Outrage over Customs’ threat to impound used vehicles without duty
• Nigerians Groan, Say Policy Will Impose More Hardship
The recent threat by the Nigeria Customs Service (NCS), to impound vehicles without duty across the country has elicited harsh reactions from Nigerians, who described it as a move to further impose untold hardship on them.
According to vehicles dealers and private car owners that spoke with The Guardian yesterday, the new directive is only targeted at raising revenue for government, to the detriment of the citizenry.
The Comptroller-General of Customs, Col. Hameed Ibrahim Ali (Rtd.) has approved a grace period of one month, which commences March 13 to April 20 2017, for owners of all vehicles within the country, whose customs duty has not been paid, to do so.
By implication, vehicle dealers and private owners of vehicles without duty will have to forfeit them to the Customs. But stakeholders say this will further impose untold hardship on the populace, who were hitherto finding it tough coping with the economic recession.
Okechukwu Ogbonna, an importer of used vehicles, who is the Managing Director of Artix Auto Links Services, said the plan “is absolutely ridiculous and rubbish. We have Customs officers at the borders and they allowed the vehicles into the country in the first place. How will the same agency turn around to impound vehicles not covered by appropriate duty? It is ridiculous,” he said.
He said the Customs boss is very confused and lacks the competence to manage the agency.
“This action may result in loss of lives and time, as Customs officers are known for their cruelty and wickedness, when you argue or refuse to give them money,” Ogbonna said.
Meanwhile, the Director General of the National Automotive Design and Development Council, Aminu Jalal, has a different opinion, saying the move will ensure that all car importers pay necessary duty and save government losses resulting from smuggling.
Jalal was also optimistic that the decision would strengthen government policy in the sector by introducing sanity to the market, as well as create the market for local assemblers.
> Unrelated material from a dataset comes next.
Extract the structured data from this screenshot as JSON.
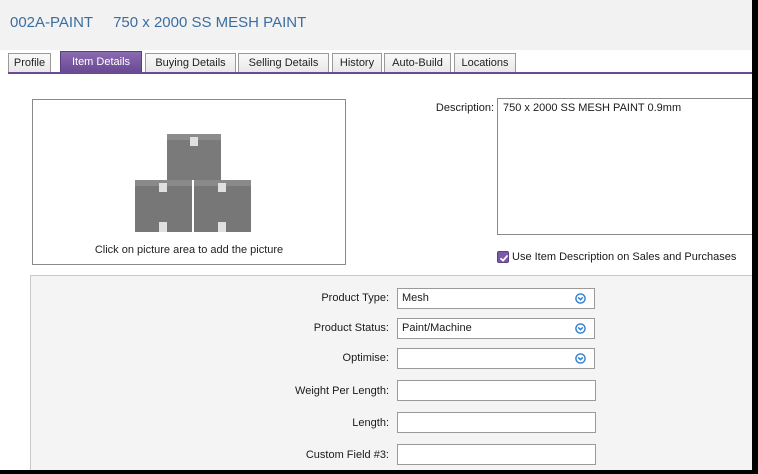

Increase Uche, Deputy National President, National Association of Government Approved Freight Forwarders (NAGAFF), also saw it as a welcome development that will give Nigerians the opportunity to regularise their papers with the Customs.
He enjoined affected persons to seize the opportunity of the one-month grace period to pay their customs duty.
Uche said boycotting customs duty is a sabotage to the nation, hence the need for compliance, “so that we can jointly uplift the country.”
A statement by the Acting Public Relations Officer, Joseph Attah, explained that “for the avoidance of doubt, all private car owners, who are not sure of the authenticity of their vehicles Customs documents, can also approach the Zonal Offices to verify with a view to complying with the provision of the law”.
Consequently, all motor dealers and private owners of such vehicles are advised to visit the nearest Customs Zonal Office to pay the appropriate Customs Duty on them.
The Four Zonal Offices of the Nigeria Customs Service are: Zone A Headquarters, No. 1 Harvey Road, Yaba, Lagos; Zone B Headquarters, Kabala Doki, Kaduna; Zone C Headquarters, Nigeria Ports Authority, Port Harcourt and Zone D Headquarters, Yelwa Tudu Road, Bauchi State.